A new book that Scott co-edited, Seals and Sealing in the Ancient World: New Approaches to Glyptic Studies (Cambridge University Press, 2018), showcases the vast amounts of information about ancient religious views, social status, and communication that scholars glean from these tiny objects.
In Scott’s chapter of the book, she focuses on a type of seal that is shaped like a hollow tube — the cylinder seal. Like stamp seals, which have an even longer history, cylinder seals were carved with imagery and impressed on objects for various purposes.
Seals originated around 7,000 BCE to express their owners’ religious rank and shamanic powers. Inscribed with anthropomorphic animals and geometrical shapes, the seals may have evoked their owners’ ability to cross boundaries between people and animals, or between the material and the spiritual world.

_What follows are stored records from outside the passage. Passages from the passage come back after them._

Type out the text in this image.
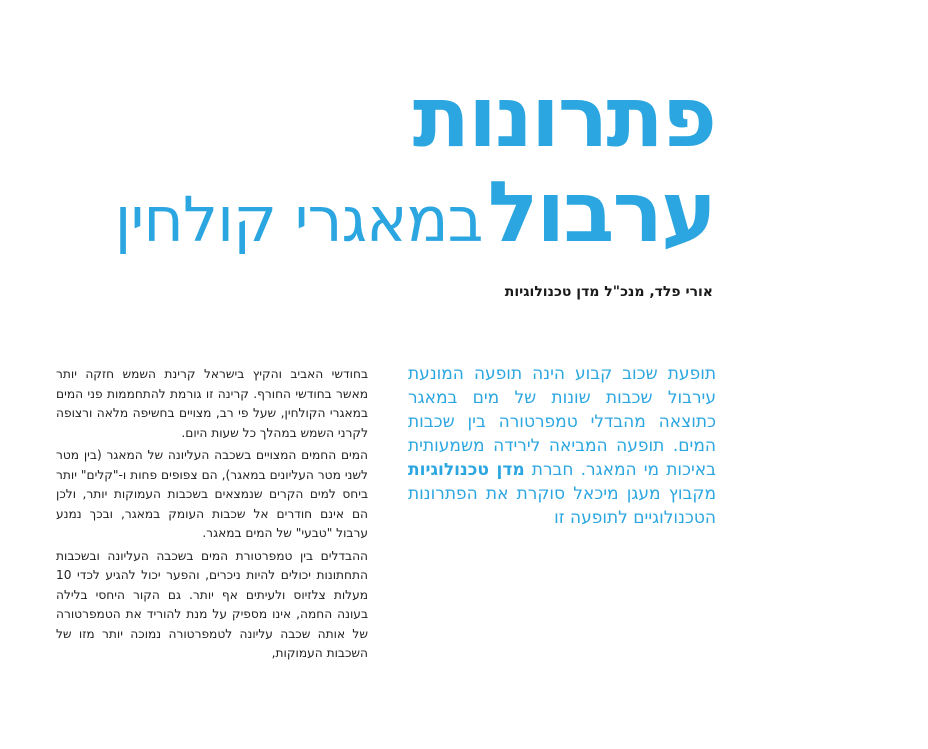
פתרונות
ערבול במאגרי קולחין
אורי פלד, מנכ"ל מדן טכנולוגיות
תופעת שכוב קבוע הינה תופעה המונעת עירבול שכבות שונות של מים במאגר כתוצאה מהבדלי טמפרטורה בין שכבות המים. תופעה המביאה לירידה משמעותית באיכות מי המאגר. חברת מדן טכנולוגיות מקבוץ מעגן מיכאל סוקרת את הפתרונות הטכנולוגיים לתופעה זו

בחודשי האביב והקיץ בישראל קרינת השמש חזקה יותר מאשר בחודשי החורף. קרינה זו גורמת להתחממות פני המים במאגרי הקולחין, שעל פי רב, מצויים בחשיפה מלאה ורצופה לקרני השמש במהלך כל שעות היום.

המים החמים המצויים בשכבה העליונה של המאגר (בין מטר לשני מטר העליונים במאגר), הם צפופים פחות ו-"קלים" יותר ביחס למים הקרים שנמצאים בשכבות העמוקות יותר, ולכן הם אינם חודרים אל שכבות העומק במאגר, ובכך נמנע ערבול "טבעי" של המים במאגר.

ההבדלים בין טמפרטורת המים בשכבה העליונה ובשכבות התחתונות יכולים להיות ניכרים, והפער יכול להגיע לכדי 10 מעלות צלזיוס ולעיתים אף יותר. גם הקור היחסי בלילה בעונה החמה, אינו מספיק על מנת להוריד את הטמפרטורה של אותה שכבה עליונה לטמפרטורה נמוכה יותר מזו של השכבות העמוקות,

Scott writes about that moment in history when the use of seals intersected with the advent of cuneiform writing. Both were used to convey information, while increasing urbanism and commodity exchange changed the cultures of ancient Mesopotamia — an early “revolution in communication,” Scott says. During this time period — around 3,500 to 500 BCE — seals increasingly became a part of trade, carrying information about ownership, content, and even measurements or quantities.
Seals Today
“The use of seals for identity and transfer of authority is the same now as it was in ancient Mesopotamia,” Scott notes.
Scott points out the connection between the clay used in seals and sealing, clay’s religious significance as the material from which the gods made humans, and the seals’ ability to act as authority-bearing agents for people.
That notion still has modern relevance, she says. Having a document notarized, for instance, is a modern way of using a seal to represent a person’s physical presence, identity, and authority.
In another modern parallel, giant statuary or other imagery of gods in ancient temples were miniaturized on seals. In the same way, images associated with institutions are miniaturized on modern seals to convey the power or authority of that institution.
“Wearing the seal, on a pin for example, is remarkably similar to antiquity. What we wear is carefully curated. It’s a sign of allegiance or support of the idea that image represents,” she says. “It’s a way to show your kinship.”
In ancient times, the seal was also a sign of authority. If you imprinted your seal on something or someone, it showed your ownership or authority over that thing or person.
That’s why Scott is fascinated by objects like Main Hall’s old brass doorknobs embossed with the College’s name. “It’s a visceral, physical embodiment of the institution when you touch it and open the door,” she says.
“I think people today are visually literate in a way that’s similar to the ancients, but we can process images faster now. The ancients were better at processing details. They saw a lot fewer images than we do today.”